My almost four years at the University of Wisconsin Press made me realize that I liked acquisitions work above all. Likely owing to my simultaneous graduate training, engaging with arguments and communicating the importance of a work to various audiences emerged as my favorite parts of the book publishing process, even more than working with language itself.

So when the Omohundro Institute advertised a position in the books program as I was writing my dissertation in 2009, I applied and was fortunate enough to get the job. It brings into alignment my training as a historian (especially my Ph.D. minor in Native American history) with my work experience at a university press.

Step 5: Work in your dream job

Owing to my background and training, I now find the broad range of topics, disciplinary approaches, and intellectual payoffs that I encounter in proposals, sample chapters, and manuscripts under contract the most exciting aspect of my work.

In my six years here I have worked on all sorts of manuscripts, from short to long ones, some submitted by historians and archaeologists, others penned by literature scholars or art historians.
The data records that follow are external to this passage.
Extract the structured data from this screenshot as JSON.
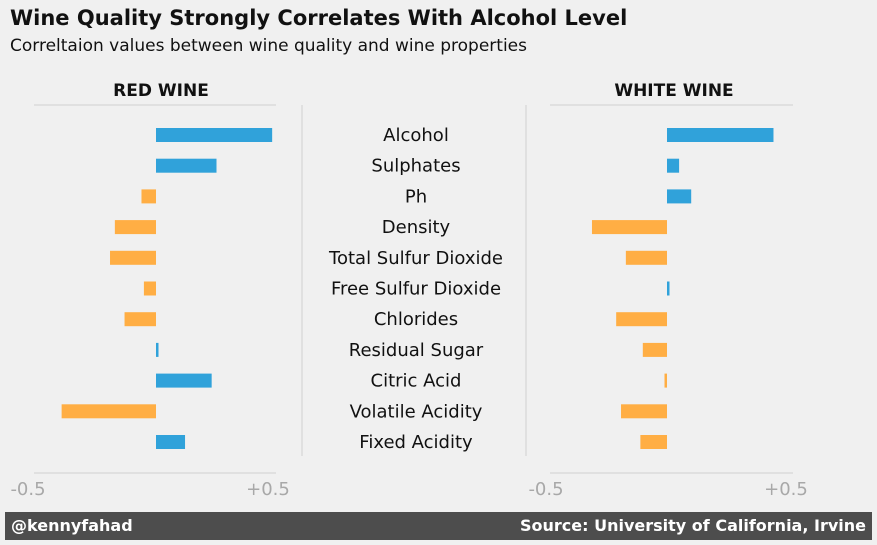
{
  "title": "Wine Quality Strongly Correlates With Alcohol Level",
  "subtitle": "Correltaion values between wine quality and wine properties",
  "footer": {
    "author": "@kennyfahad",
    "source": "Source: University of California, Irvine"
  },
  "colors": {
    "positive": "#30a2da",
    "negative": "#ffae44",
    "background": "#f0f0f0",
    "axis": "#d5d5d5",
    "tick_label": "#a8a8a8"
  },
  "chart_data": {
    "type": "bar",
    "orientation": "horizontal",
    "categories": [
      "Alcohol",
      "Sulphates",
      "Ph",
      "Density",
      "Total Sulfur Dioxide",
      "Free Sulfur Dioxide",
      "Chlorides",
      "Residual Sugar",
      "Citric Acid",
      "Volatile Acidity",
      "Fixed Acidity"
    ],
    "xlim": [
      -0.5,
      0.5
    ],
    "xticks": [
      "-0.5",
      "+0.5"
    ],
    "series": [
      {
        "name": "RED WINE",
        "values": [
          0.48,
          0.25,
          -0.06,
          -0.17,
          -0.19,
          -0.05,
          -0.13,
          0.01,
          0.23,
          -0.39,
          0.12
        ]
      },
      {
        "name": "WHITE WINE",
        "values": [
          0.44,
          0.05,
          0.1,
          -0.31,
          -0.17,
          0.01,
          -0.21,
          -0.1,
          -0.01,
          -0.19,
          -0.11
        ]
      }
    ]
  }
}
In keeping with our vast early America aspirations (#VastEarlyAmerica), I have worked with scholars of colonial Pennsylvania, the Dutch empire, the British Atlantic, French Louisiana, and the Kingdom of Kongo, to name just a few. Their books illuminate, in various combinations, the political, cultural, social, economic, and religious worlds of early Americans. The more heterogeneous the group of authors with whom I work, the more I learn—and not only about early American history, culture, and peoples but also about new perspectives to keep in mind and different questions to ask of the next project that crosses my desk.

So I thought I wanted to be an editor because it would allow me to work with language. But I now most enjoy the daily intellectual stimulation provided by the diversity of projects on my desk.

Comments

[…] How to become an academic book editor in five easy steps – Omohundro Institute of Early Americ… […]
Thinking of A Career As A Book Editor? – Here Are Important Resources For You  •  October 25, 2019
None of this would have happened had Nadine not worked for the UW Press in grad school. She didn't veer away from a career; rather, she got the career for which she prepared for in grad school, even if she didn't think she was doing that at the time. The lesson here is that grad students should get experience with work that does not involve teaching. Spend a couple of semesters as a teaching assistant, sure, but no more than that. Work for a press, work for a local business, work in some field that will give you a shot at viable employment after your PhD is done. Few employers will see your PhD as an asset and fewer will be at all impressed with your teaching assistantships.
J  •  May 30, 2017
¡Te queremos, Nadine! Thank you again for speaking with UVa grad students about the ins and outs of academic publishing. Best.editor.ever.